What is a culture of communication
What is a culture of communication

Video: Culture and Interpersonal Communication 2024, June

Video: Culture and Interpersonal Communication 2024, June
Anonim

The concept of “communication culture” is often found in the media. It is used to show the ability of native speakers to use it in everyday communication.

Instruction manual

one

The culture of communication is the ability to interact with people around us through the speech design of thoughts. Communication in a team is based on monological and dialogical situations, each of which carries a specific goal and objectives.
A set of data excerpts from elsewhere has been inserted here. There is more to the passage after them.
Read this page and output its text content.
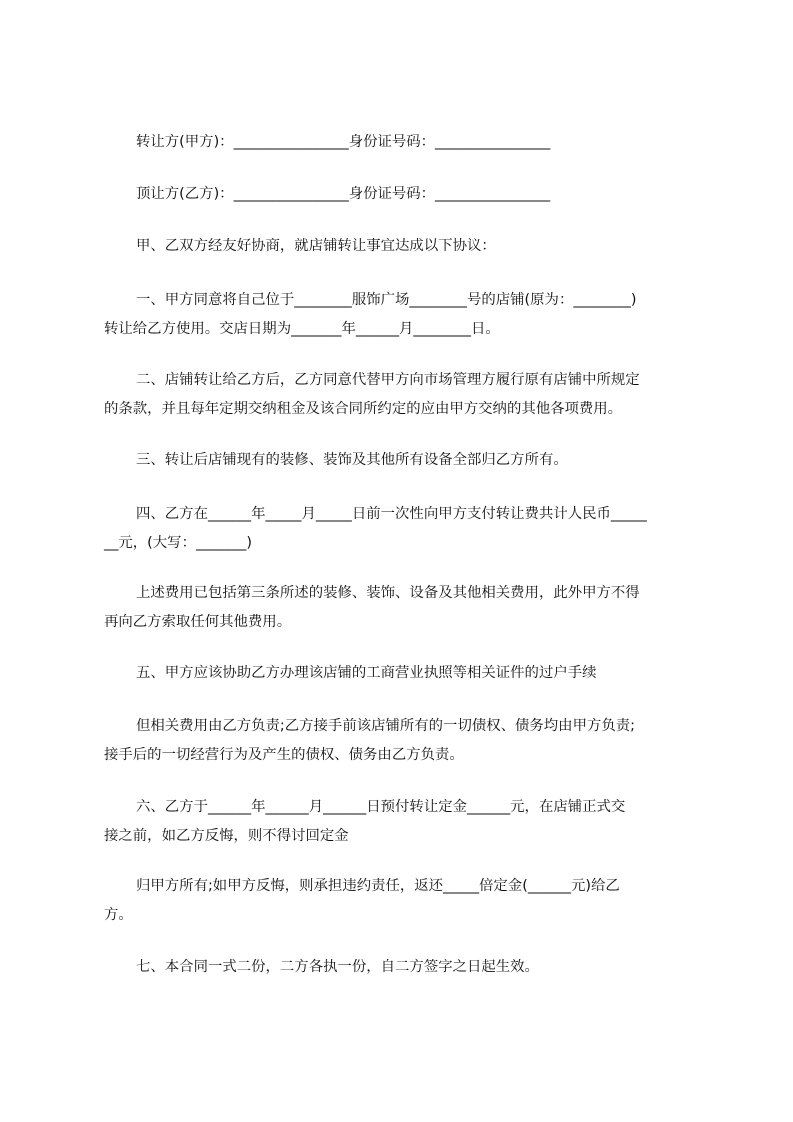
转让方(甲方)：________________身份证号码：________________
顶让方(乙方)：________________身份证号码：________________
甲、乙双方经友好协商，就店铺转让事宜达成以下协议：
一、甲方同意将自己位于________服饰广场________号的店铺(原为：________)
转让给乙方使用。交店日期为_______年______月________日。
二、店铺转让给乙方后，乙方同意代替甲方向市场管理方履行原有店铺中所规定
的条款，并且每年定期交纳租金及该合同所约定的应由甲方交纳的其他各项费用。
三、转让后店铺现有的装修、装饰及其他所有设备全部归乙方所有。
四、乙方在______年_____月_____日前一次性向甲方支付转让费共计人民币_____
__元，(大写：_______)
上述费用已包括第三条所述的装修、装饰、设备及其他相关费用，此外甲方不得
再向乙方索取任何其他费用。
五、甲方应该协助乙方办理该店铺的工商营业执照等相关证件的过户手续
但相关费用由乙方负责;乙方接手前该店铺所有的一切债权、债务均由甲方负责;
接手后的一切经营行为及产生的债权、债务由乙方负责。
六、乙方于______年______月______日预付转让定金______元，在店铺正式交
接之前，如乙方反悔，则不得讨回定金
归甲方所有;如甲方反悔，则承担违约责任，返还_____倍定金(______元)给乙
方。
七、本合同一式二份，二方各执一份，自二方签字之日起生效。
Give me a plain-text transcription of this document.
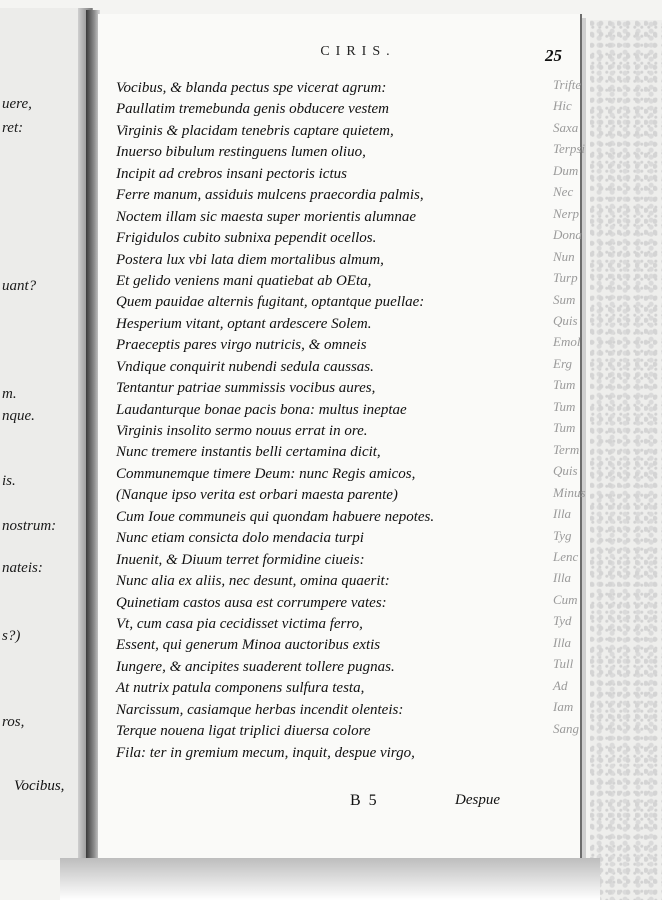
uere,
ret:
uant?
m.
nque.
is.
nostrum:
nateis:
s?)
ros,
Vocibus,
CIRIS.	25
Vocibus, & blanda pectus spe vicerat agrum:
Paullatim tremebunda genis obducere vestem
Virginis & placidam tenebris captare quietem,
Inuerso bibulum restinguens lumen oliuo,
Incipit ad crebros insani pectoris ictus
Ferre manum, assiduis mulcens praecordia palmis,
Noctem illam sic maesta super morientis alumnae
Frigidulos cubito subnixa pependit ocellos.
Postera lux vbi lata diem mortalibus almum,
Et gelido veniens mani quatiebat ab OEta,
Quem pauidae alternis fugitant, optantque puellae:
Hesperium vitant, optant ardescere Solem.
Praeceptis pares virgo nutricis, & omneis
Vndique conquirit nubendi sedula caussas.
Tentantur patriae summissis vocibus aures,
Laudanturque bonae pacis bona: multus ineptae
Virginis insolito sermo nouus errat in ore.
Nunc tremere instantis belli certamina dicit,
Communemque timere Deum: nunc Regis amicos,
(Nanque ipso verita est orbari maesta parente)
Cum Ioue communeis qui quondam habuere nepotes.
Nunc etiam consicta dolo mendacia turpi
Inuenit, & Diuum terret formidine ciueis:
Nunc alia ex aliis, nec desunt, omina quaerit:
Quinetiam castos ausa est corrumpere vates:
Vt, cum casa pia cecidisset victima ferro,
Essent, qui generum Minoa auctoribus extis
Iungere, & ancipites suaderent tollere pugnas.
At nutrix patula componens sulfura testa,
Narcissum, casiamque herbas incendit olenteis:
Terque nouena ligat triplici diuersa colore
Fila: ter in gremium mecum, inquit, despue virgo,
Trifte
Hic
Saxa
Terpsi
Dum
Nec
Nerp
Dona
Nun
Turp
Sum
Quis
Emol
Erg
Tum
Tum
Tum
Term
Quis
Minus
Illa
Tyg
Lenc
Illa
Cum
Tyd
Illa
Tull
Ad
Iam
Sang
B 5	Despue
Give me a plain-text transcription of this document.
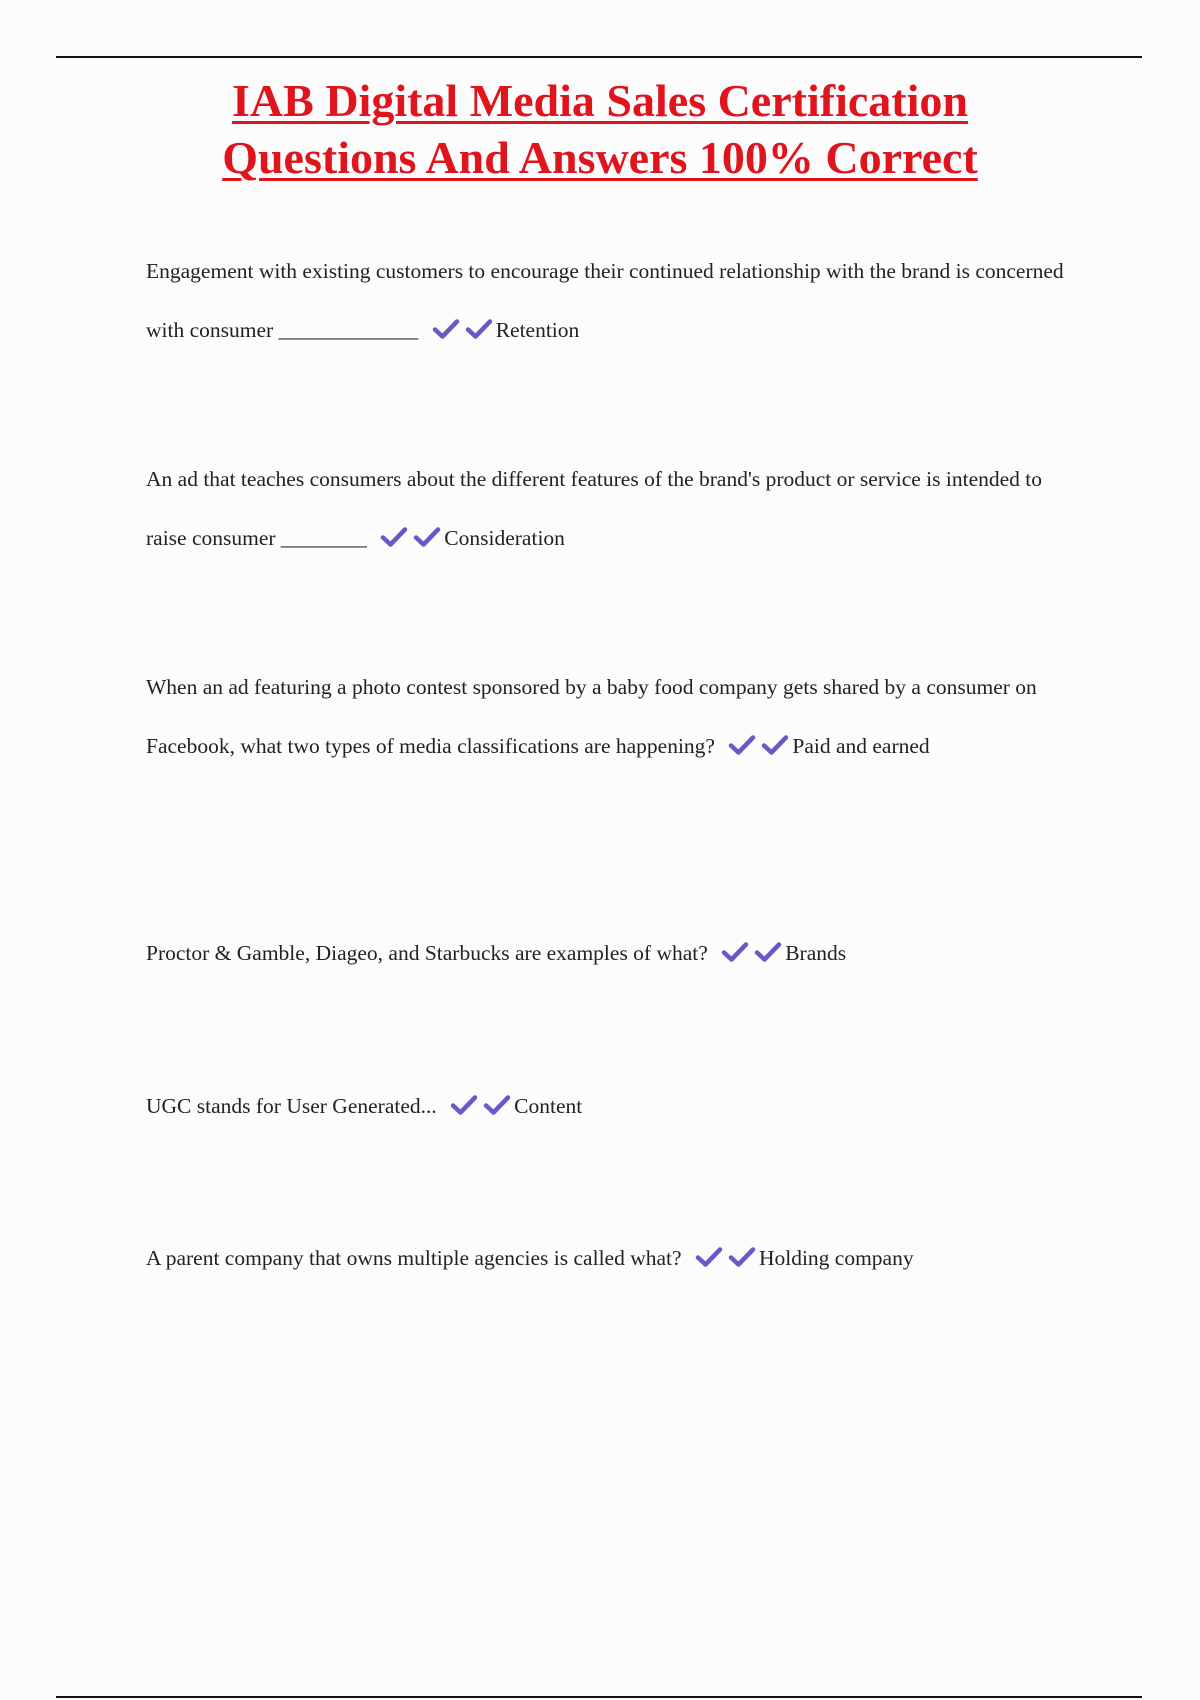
IAB Digital Media Sales Certification
Questions And Answers 100% Correct

Engagement with existing customers to encourage their continued relationship with the brand is concerned with consumer _____________	Retention

An ad that teaches consumers about the different features of the brand's product or service is intended to raise consumer ________	Consideration

When an ad featuring a photo contest sponsored by a baby food company gets shared by a consumer on Facebook, what two types of media classifications are happening?	Paid and earned

Proctor & Gamble, Diageo, and Starbucks are examples of what?	Brands

UGC stands for User Generated...	Content

A parent company that owns multiple agencies is called what?	Holding company
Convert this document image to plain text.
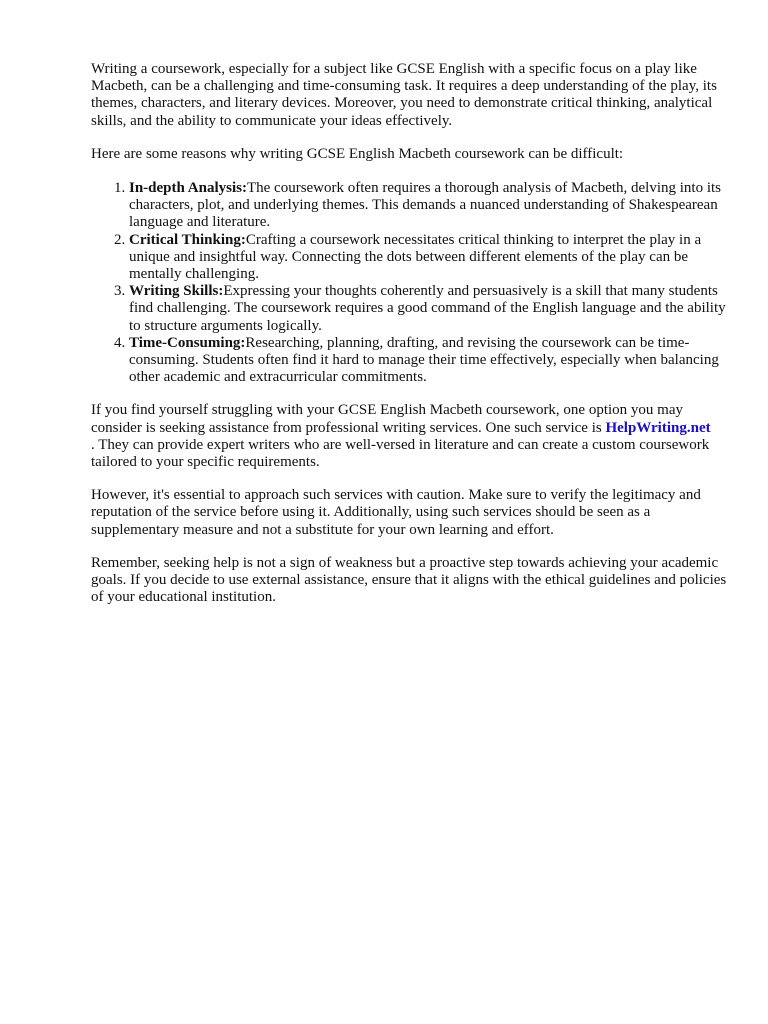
Writing a coursework, especially for a subject like GCSE English with a specific focus on a play like Macbeth, can be a challenging and time-consuming task. It requires a deep understanding of the play, its themes, characters, and literary devices. Moreover, you need to demonstrate critical thinking, analytical skills, and the ability to communicate your ideas effectively.

Here are some reasons why writing GCSE English Macbeth coursework can be difficult:

1. In-depth Analysis:The coursework often requires a thorough analysis of Macbeth, delving into its characters, plot, and underlying themes. This demands a nuanced understanding of Shakespearean language and literature.
2. Critical Thinking:Crafting a coursework necessitates critical thinking to interpret the play in a unique and insightful way. Connecting the dots between different elements of the play can be mentally challenging.
3. Writing Skills:Expressing your thoughts coherently and persuasively is a skill that many students find challenging. The coursework requires a good command of the English language and the ability to structure arguments logically.
4. Time-Consuming:Researching, planning, drafting, and revising the coursework can be time-consuming. Students often find it hard to manage their time effectively, especially when balancing other academic and extracurricular commitments.

If you find yourself struggling with your GCSE English Macbeth coursework, one option you may consider is seeking assistance from professional writing services. One such service is HelpWriting.net. They can provide expert writers who are well-versed in literature and can create a custom coursework tailored to your specific requirements.

However, it's essential to approach such services with caution. Make sure to verify the legitimacy and reputation of the service before using it. Additionally, using such services should be seen as a supplementary measure and not a substitute for your own learning and effort.

Remember, seeking help is not a sign of weakness but a proactive step towards achieving your academic goals. If you decide to use external assistance, ensure that it aligns with the ethical guidelines and policies of your educational institution.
The goal is usually any action that affects the interlocutors, for example, informing, explaining, persuading or persuading, prompting or encouraging, etc.

2

Conversation, on the basis of which the culture of communication is built, is a special kind of language. It is not always subject to the norms and rules enshrined in various dictionaries and grammar. The most important features of colloquial speech include spontaneity and unpreparedness.

3

The conversational style provides options that are not entirely suitable for linguistic interpretation. Texts in this style, both spoken orally and recorded in writing, may have an unordered appearance, some of their details are perceived as speech negligence or error.

4

Various conversational features consistently and regularly manifest themselves in the speech of people who perfectly know the norms and varieties of the language. That is why colloquial speech is considered to be a full-fledged literary variety of the language, and not a language education, which, one way or another, is included in the culture of communication.

5

The culture of communication is characterized by colloquial speech only in an informal atmosphere and in an informal relationship with an interlocutor. Another most important sign of a culture of communication is that it manifests itself only with the participation of the speakers themselves, who are the subjects of relations.

6

The belief that the culture of communication implies full compliance with all language norms is erroneous. Oral texts are characterized by a unique and inimitable division, which may not be reproduced in writing in all cases. Often translating genuine spoken texts into written form is not just editing, but really painstaking work. And even in this case, the translated text, despite the retained meaning, will have a different grammatical and lexical basis. Thus, the culture of communication is formed due to the ability of the interlocutors to express their thoughts in colloquial speech in such a way that they are understandable to both parties, and the literacy of oral texts is secondary.